Here’s a breakdown of how this typically works in South Carolina:

1. Determining Fault

The first step in the process is determining who is at fault for the accident. In South Carolina, fault is determined based on the evidence, including police reports, witness statements, and other relevant information.

2. Filing a Claim

If you are not at fault, you have several options:

  • Filing a Claim with the At-Fault Driver’s Insurance: You can file a claim with the at-fault driver’s insurance company to seek reimbursement for your damages.
  • Filing a Claim with Your Insurance: If the at-fault driver is uninsured or underinsured, you can file a claim with your own insurance company under your Uninsured/Underinsured Motorist (UM/UIM) coverage, if you have it.

3. Damages You May Recover

The types of damages you may recover include medical expenses, lost income, property damage, and potential pain and suffering.

4. Comparative Negligence

South Carolina follows the rule of “modified comparative negligence.” This means if you are found to be partially at fault, your recovery may be reduced in proportion to your fault, as long as you are not more than 50% at fault.

5. Working with an Attorney

If the insurance company disputes the claim or if you have difficulties navigating the claims process, you may want to consult with a South Carolina attorney specializing in motor vehicle accidents.

Contact a Charleston Car Accident Attorney

Once you’ve taken all the preceding steps, the matter should be settled right? All that’s left to do is get your car repaired and get back on the road. Life isn’t always that simple, however. Not everyone you meet will act in good faith.

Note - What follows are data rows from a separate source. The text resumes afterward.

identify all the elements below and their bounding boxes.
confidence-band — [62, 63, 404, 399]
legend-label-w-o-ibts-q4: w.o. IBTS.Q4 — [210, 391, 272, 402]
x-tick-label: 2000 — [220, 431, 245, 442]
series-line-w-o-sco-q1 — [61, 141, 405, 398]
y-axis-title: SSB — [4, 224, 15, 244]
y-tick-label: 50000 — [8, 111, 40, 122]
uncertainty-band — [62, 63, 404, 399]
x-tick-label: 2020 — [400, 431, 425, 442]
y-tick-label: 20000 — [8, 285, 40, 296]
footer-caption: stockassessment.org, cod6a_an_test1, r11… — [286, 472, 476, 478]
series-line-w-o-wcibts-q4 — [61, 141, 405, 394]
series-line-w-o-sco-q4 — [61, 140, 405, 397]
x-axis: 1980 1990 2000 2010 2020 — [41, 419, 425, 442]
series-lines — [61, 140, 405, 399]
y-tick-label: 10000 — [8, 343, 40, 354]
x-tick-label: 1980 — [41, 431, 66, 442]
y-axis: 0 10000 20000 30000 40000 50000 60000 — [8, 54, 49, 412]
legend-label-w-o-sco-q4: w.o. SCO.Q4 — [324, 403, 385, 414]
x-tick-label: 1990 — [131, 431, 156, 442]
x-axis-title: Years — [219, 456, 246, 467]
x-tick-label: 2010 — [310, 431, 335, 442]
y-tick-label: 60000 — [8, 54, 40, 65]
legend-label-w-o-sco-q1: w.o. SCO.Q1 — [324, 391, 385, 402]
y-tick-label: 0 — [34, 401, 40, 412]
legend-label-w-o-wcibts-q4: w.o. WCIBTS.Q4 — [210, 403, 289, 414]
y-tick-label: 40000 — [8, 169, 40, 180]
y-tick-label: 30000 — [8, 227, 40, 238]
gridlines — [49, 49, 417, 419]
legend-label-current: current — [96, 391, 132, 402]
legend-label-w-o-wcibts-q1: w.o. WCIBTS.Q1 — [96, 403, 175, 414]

Even if you weren’t at fault for the accident, that doesn’t mean the other party or their insurer will accept responsibility without a fight. Situations may arise after the fact that require intervention from a legal professional.

For starters, the other party might dispute the details of the accident, denying their responsibility. It is their right to get an attorney as well. In some cases, the other party’s insurance provider may fight your claim and refuse to pay.

Even if you’ve dotted your I’s and crossed your T’s, following the steps suggested above, presenting the facts of your case in a legal venue is a challenge all its own.

To protect yourself and your family, contact a lawyer and begin a professional relationship if the matter progresses to court.

A lawyer can take all the information you’ve gathered, such as police accident reports, photographs, eyewitness accounts, and insurance documentation, and evaluate it for suitability in a court setting.

An attorney can sort through any applicable information you provide and present it in a more meaningful manner designed to effectively argue your case.

While no legal professional can guarantee a specific result with 100 percent certainty, they can at least compile the information with intent, and under existing law.